Devices that objectively measure physical activity can improve the understanding of the relationship of physical activity to health and the environment if the resulting data are properly interpreted. Devices can measure types of activity that are difficult or impossible to measure by self-report. However, the studies by Peters et al.3 and Sisson et al.4 highlight the need to carefully consider physical activity measures and their meaning, especially as novel objective measures are increasingly used. Methods that purport to measure the same construct, such as moderate-intensity physical activity, may not actually be measuring the same thing. Researchers need to select measurement devices or questionnaires that are appropriate to their research question and correctly interpret the outputs. Researchers should also recognize the different strengths and limitations of self-report and objective measures, and determine whether a combination of measurement modes may be optimal for their research question. A researcher interested in walking for active transport could use a combination of objectively measured steps with reports of type of travel behavior. Readers of research also need to carefully consider the characteristics of objective or self-reported measures of physical activity as they review, interpret, or act on reported research.

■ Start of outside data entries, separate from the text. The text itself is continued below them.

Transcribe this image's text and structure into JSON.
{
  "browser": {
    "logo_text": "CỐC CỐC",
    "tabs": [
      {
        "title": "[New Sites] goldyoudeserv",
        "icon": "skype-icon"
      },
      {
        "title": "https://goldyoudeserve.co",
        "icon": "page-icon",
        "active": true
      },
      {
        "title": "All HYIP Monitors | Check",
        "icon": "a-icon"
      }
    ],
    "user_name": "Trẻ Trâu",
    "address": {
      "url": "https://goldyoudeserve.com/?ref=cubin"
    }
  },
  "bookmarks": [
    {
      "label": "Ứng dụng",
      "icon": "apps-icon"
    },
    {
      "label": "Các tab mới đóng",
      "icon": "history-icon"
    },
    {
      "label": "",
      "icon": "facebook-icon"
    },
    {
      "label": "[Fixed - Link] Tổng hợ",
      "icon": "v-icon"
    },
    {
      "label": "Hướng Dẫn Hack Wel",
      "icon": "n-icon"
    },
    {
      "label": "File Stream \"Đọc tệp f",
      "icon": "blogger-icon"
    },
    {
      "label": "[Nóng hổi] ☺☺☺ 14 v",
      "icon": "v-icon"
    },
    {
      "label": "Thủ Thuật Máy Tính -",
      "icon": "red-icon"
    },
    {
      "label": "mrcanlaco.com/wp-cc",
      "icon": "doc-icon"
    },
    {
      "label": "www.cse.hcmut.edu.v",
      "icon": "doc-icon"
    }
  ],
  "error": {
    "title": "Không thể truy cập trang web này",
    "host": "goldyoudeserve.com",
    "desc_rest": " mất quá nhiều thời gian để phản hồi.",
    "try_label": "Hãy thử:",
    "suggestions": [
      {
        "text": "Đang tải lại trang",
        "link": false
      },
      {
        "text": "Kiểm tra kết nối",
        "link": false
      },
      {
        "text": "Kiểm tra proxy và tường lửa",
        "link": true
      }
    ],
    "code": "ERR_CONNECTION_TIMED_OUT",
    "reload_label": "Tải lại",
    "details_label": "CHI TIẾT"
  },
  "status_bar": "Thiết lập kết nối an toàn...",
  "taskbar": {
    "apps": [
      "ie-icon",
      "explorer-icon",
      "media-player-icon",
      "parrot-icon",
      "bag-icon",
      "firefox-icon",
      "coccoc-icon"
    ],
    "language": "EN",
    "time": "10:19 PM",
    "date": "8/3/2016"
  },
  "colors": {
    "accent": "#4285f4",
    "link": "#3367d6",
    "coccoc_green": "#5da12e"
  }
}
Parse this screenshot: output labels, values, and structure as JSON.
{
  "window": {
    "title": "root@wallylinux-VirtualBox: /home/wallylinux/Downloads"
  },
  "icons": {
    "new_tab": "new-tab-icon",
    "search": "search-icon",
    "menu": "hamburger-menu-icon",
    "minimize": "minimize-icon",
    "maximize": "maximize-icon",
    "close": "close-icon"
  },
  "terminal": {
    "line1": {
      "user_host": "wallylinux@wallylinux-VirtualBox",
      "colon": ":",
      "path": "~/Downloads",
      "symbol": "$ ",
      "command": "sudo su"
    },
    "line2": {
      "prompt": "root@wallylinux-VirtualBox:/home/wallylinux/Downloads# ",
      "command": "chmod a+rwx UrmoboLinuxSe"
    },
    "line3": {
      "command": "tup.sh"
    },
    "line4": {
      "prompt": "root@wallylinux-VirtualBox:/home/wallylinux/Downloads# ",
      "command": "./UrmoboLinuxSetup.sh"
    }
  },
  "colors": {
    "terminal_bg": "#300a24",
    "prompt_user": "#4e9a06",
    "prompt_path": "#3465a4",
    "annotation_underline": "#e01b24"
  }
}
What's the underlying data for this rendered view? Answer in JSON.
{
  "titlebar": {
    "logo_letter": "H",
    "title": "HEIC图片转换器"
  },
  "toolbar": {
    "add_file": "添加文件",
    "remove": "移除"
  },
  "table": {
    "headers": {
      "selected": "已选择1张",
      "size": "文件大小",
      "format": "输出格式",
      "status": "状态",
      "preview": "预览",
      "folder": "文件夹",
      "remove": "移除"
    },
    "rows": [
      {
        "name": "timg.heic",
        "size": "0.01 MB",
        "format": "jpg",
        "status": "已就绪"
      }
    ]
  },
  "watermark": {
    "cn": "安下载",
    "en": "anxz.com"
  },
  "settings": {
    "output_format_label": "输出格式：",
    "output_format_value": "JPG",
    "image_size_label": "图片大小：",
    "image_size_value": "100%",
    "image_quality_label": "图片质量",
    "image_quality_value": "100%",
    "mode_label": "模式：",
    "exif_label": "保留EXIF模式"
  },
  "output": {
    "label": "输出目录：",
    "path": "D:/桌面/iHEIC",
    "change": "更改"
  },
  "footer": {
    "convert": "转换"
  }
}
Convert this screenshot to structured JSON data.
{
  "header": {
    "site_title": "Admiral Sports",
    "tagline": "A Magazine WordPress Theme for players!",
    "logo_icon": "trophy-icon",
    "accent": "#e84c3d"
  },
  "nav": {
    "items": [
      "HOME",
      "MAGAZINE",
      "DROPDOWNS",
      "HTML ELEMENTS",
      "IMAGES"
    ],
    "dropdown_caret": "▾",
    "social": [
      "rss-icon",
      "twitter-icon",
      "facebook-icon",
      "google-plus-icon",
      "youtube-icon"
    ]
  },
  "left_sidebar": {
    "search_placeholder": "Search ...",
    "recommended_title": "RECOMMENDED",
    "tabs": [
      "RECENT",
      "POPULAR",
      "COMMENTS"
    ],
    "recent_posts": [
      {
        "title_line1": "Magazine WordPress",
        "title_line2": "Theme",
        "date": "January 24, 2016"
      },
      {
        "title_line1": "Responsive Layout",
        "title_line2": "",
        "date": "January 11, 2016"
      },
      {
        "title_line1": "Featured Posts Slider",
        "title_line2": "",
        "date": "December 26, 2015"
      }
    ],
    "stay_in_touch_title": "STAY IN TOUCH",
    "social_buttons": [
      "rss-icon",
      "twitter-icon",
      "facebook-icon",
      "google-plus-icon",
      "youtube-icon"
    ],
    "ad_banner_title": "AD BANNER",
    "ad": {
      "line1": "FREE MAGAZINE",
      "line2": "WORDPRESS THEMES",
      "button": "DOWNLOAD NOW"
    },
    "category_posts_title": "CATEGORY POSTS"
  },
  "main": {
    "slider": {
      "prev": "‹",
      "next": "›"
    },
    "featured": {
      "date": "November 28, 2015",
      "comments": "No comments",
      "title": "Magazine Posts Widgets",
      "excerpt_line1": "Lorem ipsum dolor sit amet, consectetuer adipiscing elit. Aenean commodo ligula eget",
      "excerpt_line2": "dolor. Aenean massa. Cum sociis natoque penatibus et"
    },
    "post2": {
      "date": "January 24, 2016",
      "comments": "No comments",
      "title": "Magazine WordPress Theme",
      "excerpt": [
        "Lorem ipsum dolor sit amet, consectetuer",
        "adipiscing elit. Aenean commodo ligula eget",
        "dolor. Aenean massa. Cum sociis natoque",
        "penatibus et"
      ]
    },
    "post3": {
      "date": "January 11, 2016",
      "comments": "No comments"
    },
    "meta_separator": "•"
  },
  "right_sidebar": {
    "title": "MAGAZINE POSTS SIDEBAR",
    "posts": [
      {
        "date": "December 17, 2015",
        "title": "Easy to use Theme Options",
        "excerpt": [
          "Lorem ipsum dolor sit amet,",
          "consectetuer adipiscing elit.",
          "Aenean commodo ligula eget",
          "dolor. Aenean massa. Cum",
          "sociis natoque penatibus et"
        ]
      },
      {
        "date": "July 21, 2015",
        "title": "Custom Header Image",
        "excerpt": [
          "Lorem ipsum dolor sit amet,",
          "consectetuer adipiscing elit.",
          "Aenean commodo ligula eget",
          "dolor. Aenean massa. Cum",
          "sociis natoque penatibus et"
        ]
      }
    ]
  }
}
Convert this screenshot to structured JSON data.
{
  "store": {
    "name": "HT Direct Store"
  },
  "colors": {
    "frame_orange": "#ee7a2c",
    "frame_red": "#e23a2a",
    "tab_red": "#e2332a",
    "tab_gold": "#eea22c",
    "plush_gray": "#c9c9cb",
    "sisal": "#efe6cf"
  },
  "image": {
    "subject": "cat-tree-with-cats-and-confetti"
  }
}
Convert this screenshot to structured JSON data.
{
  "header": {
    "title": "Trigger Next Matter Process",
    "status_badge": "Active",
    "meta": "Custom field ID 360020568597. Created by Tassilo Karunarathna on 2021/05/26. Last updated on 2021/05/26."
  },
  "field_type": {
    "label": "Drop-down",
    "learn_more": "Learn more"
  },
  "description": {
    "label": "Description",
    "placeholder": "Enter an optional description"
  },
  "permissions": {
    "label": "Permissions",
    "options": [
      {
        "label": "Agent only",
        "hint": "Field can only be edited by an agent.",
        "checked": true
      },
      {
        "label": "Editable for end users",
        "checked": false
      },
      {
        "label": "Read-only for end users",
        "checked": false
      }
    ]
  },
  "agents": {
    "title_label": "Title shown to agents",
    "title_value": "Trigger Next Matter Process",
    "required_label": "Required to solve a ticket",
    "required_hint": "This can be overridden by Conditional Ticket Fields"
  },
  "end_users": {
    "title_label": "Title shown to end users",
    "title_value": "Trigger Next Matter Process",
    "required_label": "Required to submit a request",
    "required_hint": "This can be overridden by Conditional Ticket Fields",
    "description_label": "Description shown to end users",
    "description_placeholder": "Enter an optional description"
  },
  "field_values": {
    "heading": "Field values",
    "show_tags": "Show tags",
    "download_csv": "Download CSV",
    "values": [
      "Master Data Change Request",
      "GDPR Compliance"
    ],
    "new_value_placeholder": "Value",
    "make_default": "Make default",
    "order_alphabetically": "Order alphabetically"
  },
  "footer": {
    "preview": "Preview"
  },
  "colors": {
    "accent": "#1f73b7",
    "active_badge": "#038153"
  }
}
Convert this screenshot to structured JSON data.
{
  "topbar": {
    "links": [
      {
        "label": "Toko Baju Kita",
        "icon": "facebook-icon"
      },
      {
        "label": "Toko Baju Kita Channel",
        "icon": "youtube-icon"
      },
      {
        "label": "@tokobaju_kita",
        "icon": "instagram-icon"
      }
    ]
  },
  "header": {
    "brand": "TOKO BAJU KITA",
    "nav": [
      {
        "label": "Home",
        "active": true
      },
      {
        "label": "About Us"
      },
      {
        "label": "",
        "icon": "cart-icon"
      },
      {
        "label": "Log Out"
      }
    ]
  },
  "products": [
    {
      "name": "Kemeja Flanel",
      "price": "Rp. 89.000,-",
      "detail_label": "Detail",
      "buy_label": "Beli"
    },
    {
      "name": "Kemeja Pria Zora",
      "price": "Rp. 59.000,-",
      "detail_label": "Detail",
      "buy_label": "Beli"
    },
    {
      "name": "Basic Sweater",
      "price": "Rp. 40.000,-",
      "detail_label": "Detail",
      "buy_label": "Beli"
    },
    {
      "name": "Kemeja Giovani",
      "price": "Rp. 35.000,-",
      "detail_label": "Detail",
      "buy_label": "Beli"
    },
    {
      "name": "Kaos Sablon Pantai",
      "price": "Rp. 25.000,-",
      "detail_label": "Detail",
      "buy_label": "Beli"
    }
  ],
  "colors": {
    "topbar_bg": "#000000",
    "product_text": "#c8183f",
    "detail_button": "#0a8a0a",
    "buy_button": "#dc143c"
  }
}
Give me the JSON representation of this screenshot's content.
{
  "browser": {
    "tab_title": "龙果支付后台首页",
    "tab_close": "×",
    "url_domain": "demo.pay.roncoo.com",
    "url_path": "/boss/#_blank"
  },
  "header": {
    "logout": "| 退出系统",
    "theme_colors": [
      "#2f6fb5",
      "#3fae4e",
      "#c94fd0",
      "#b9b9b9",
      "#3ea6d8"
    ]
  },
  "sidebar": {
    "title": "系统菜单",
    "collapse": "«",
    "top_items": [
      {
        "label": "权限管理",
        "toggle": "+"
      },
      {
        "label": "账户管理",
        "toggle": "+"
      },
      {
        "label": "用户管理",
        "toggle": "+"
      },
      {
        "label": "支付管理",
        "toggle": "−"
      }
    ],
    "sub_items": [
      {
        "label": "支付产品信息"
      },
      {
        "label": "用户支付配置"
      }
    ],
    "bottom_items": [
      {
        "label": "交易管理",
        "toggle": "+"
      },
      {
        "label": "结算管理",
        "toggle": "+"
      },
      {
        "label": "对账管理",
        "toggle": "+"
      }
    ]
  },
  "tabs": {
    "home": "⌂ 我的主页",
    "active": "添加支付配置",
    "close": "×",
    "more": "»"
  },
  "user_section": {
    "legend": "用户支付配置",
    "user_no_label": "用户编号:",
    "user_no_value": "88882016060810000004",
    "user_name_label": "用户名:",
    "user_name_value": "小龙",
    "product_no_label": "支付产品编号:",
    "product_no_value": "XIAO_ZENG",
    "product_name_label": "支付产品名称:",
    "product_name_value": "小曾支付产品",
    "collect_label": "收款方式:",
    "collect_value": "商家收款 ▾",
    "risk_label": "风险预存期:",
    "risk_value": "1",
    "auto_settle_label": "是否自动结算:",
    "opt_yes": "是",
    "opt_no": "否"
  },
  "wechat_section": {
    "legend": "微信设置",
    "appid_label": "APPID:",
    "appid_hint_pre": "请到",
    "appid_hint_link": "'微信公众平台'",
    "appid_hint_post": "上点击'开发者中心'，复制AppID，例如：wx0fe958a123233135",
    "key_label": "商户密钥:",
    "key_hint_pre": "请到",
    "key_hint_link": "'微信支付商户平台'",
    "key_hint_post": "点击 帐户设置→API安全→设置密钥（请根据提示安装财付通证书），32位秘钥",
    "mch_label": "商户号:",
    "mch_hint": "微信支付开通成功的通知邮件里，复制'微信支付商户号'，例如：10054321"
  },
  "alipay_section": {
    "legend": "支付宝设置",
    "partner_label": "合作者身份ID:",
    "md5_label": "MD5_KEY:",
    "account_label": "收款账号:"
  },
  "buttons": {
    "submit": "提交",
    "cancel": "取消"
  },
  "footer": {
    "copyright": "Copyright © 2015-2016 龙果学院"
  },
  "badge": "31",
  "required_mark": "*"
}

Resources to help improve and standardize research approaches are available. A supplement to the American Journal of Preventive Medicine8 addresses the state of the science and provides recommendations for measuring the food and physical activity environments. A summary of a workshop conducted in 2009, Objective Monitoring of Physical Activity: Best Practices and Future Directions (conference.novaresearch.com/OMPA) will be published in 2010 in Medicine and Science in Sports and Medicine.